A Markov Decision Process (MDP) is the formal mathematical framework for sequential decision-making under uncertainty. It provides the foundation for virtually all of reinforcement learning theory.

Formal Definition

An MDP is a tuple $(\mathcal{S}, \mathcal{A}, P, R, \gamma)$:

  • $\mathcal{S}$: state space (finite, countably infinite, or continuous).
  • $\mathcal{A}$: action space.
  • $P: \mathcal{S} \times \mathcal{A} \times \mathcal{S} \to [0,1]$: transition probability function. $P(s’ \mid s,a)$ is the probability of reaching $s’$ from $s$ via action $a$.
  • $R: \mathcal{S} \times \mathcal{A} \to \mathbb{R}$: reward function. $R(s,a)$ is the expected immediate reward.
  • $\gamma \in [0,1)$: discount factor.

Markov property: $P(s_{t+1} \mid s_t, a_t, s_{t-1}, a_{t-1}, \ldots) = P(s_{t+1} \mid s_t, a_t)$. The future is independent of the past given the present state.

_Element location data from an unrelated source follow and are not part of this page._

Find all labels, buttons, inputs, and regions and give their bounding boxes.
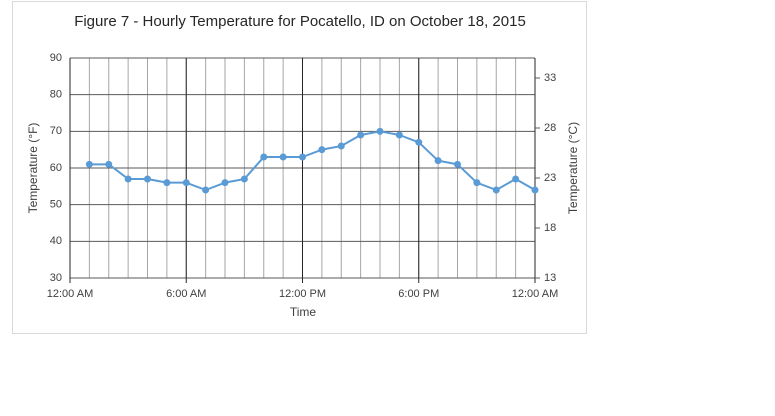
data-point [240,175,248,183]
y-tick-label: 40 [50,235,62,247]
data-point [512,175,520,183]
x-tick-label: 6:00 PM [398,288,439,300]
y-tick-label: 50 [50,199,62,211]
y2-tick-label: 13 [544,272,556,284]
data-point [337,142,345,150]
data-point [415,138,423,146]
y-tick-label: 60 [50,162,62,174]
data-point [124,175,132,183]
data-point [221,179,229,187]
data-point [202,186,210,194]
data-point [318,146,326,154]
x-tick-label: 12:00 AM [47,288,93,300]
y2-tick-label: 18 [544,222,556,234]
y2-tick-label: 28 [544,122,556,134]
data-point [279,153,287,161]
y-tick-label: 70 [50,125,62,137]
data-point [105,160,113,168]
y-tick-label: 30 [50,272,62,284]
data-point [473,179,481,187]
data-point [85,160,93,168]
data-point [376,127,384,135]
data-point [182,179,190,187]
data-point [454,160,461,168]
data-point [492,186,500,194]
x-axis-title: Time [290,305,317,319]
data-point [260,153,268,161]
data-point [531,186,539,194]
data-point [434,157,442,165]
y-tick-label: 90 [50,52,62,64]
y2-axis-title: Temperature (°C) [566,122,580,214]
data-point [357,131,365,139]
y2-tick-label: 33 [544,72,556,84]
data-point [395,131,403,139]
data-point [144,175,151,183]
y-tick-label: 80 [50,89,62,101]
x-tick-label: 6:00 AM [166,288,206,300]
x-tick-label: 12:00 PM [279,288,326,300]
data-point [163,179,171,187]
x-tick-label: 12:00 AM [512,288,558,300]
chart-title: Figure 7 - Hourly Temperature for Pocate… [74,13,526,30]
y-axis-title: Temperature (°F) [26,123,40,214]
data-point [299,153,306,161]
y2-tick-label: 23 [544,172,556,184]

Finite vs. Infinite Horizon

Finite horizon: the episode terminates after exactly $T$ steps. Return is $G_t = \sum_{k=0}^{T-t-1} r_{t+k}$ (undiscounted or discounted).

Infinite horizon with discount: $G_t = \sum_{k=0}^{\infty} \gamma^k r_{t+k}$. Discounting ensures $G_t$ is bounded as long as rewards are bounded.

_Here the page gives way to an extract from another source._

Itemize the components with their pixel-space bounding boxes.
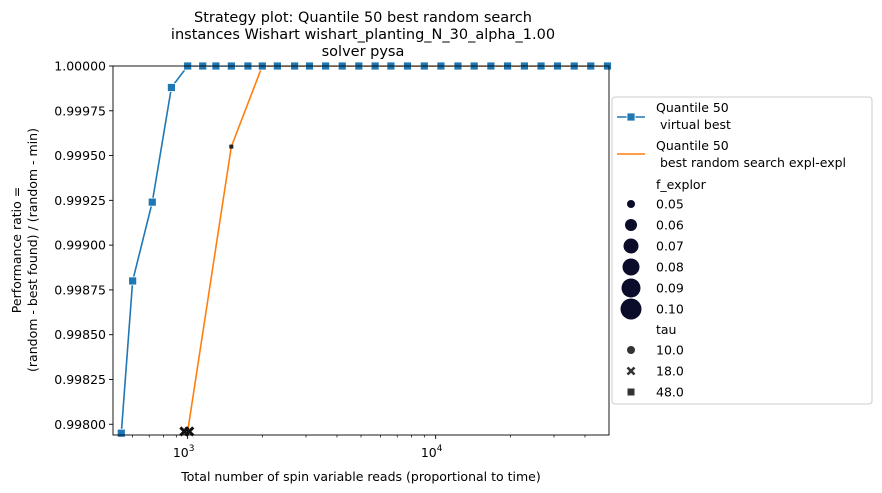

Episodic MDP: finite horizon with a terminal state. After reaching the terminal state, the environment resets. Atari games, board games.

Continuing MDP: no terminal state; the agent interacts indefinitely. Average reward criterion may be used instead of discounted sum.

Policies

A policy $\pi$ specifies the agent’s behavior.

Stochastic policy: $\pi(a \mid s) = P(A_t = a \mid S_t = s)$. The probability of taking action $a$ in state $s$.

Deterministic policy: $\pi: \mathcal{S} \to \mathcal{A}$.

Stationary policy: does not depend on time $t$. For infinite-horizon discounted MDPs, the optimal policy is always stationary.

Markov policy: depends only on the current state (not on history). Sufficient for MDPs.

Return and Value Functions

Return from step $t$:

\[G_t = r_t + \gamma r_{t+1} + \gamma^2 r_{t+2} + \cdots = r_t + \gamma G_{t+1}\]

State value function under policy $\pi$:

\[V^\pi(s) = \mathbb{E}_\pi[G_t | S_t = s]\]

Action value (Q) function under policy $\pi$:

\[Q^\pi(s, a) = \mathbb{E}_\pi[G_t | S_t = s, A_t = a]\]

Relationship: $V^\pi(s) = \sum_a \pi(a \mid s) Q^\pi(s,a)$

Partially Observable MDPs (POMDPs)

When the agent cannot directly observe the full state, the process is a POMDP:

$(\mathcal{S}, \mathcal{A}, \mathcal{O}, P, R, Z, \gamma)$

where $\mathcal{O}$ is the observation space and $Z(o \mid s’,a)$ is the observation emission probability.

The agent maintains a belief state $b(s) = P(S_t = s \mid o_1, a_1, \ldots, o_t)$, updated by Bayes’ rule after each observation.

Exact POMDP solution is PSPACE-hard. Practical approaches:

  • Maintain a history of observations as a proxy for the belief state.
  • Use a recurrent neural network to maintain an implicit belief state.
  • Frame-stacking (Atari DQN): input the last 4 frames to provide temporal context.

Reward Design

The reward function fully specifies the agent’s objective. Poor design leads to reward hacking.

Sparse rewards: reward only at goal achievement. Hard to learn with; requires efficient exploration.

Dense rewards: shaped rewards at intermediate steps. Easier to learn; may misalign with the true objective.

Reward shaping: add a potential-based shaping term $F(s,a,s’) = \gamma \Phi(s’) - \Phi(s)$ without changing the optimal policy (potential-based shaping theorem).

Inverse RL: infer the reward function from expert demonstrations. Applicable when specifying rewards is difficult.

Absorbing States and Termination

Terminal (absorbing) state $s_\text{term}$: $P(s_\text{term} \mid s_\text{term}, a) = 1$ for all $a$; $R(s_\text{term}, a) = 0$.

Once reached, the episode ends. Modeling termination as an absorbing state with zero reward preserves the standard MDP framework.

Finite MDP Example: Grid World

A grid of cells. States: cell positions. Actions: up, down, left, right.

  • Moving into a wall: stay in place.
  • Terminal states: goal (reward +1), pit (reward -1).
  • All other transitions: reward -0.01 (step cost to encourage efficiency).

This is fully specified as a finite MDP and can be solved exactly with dynamic programming.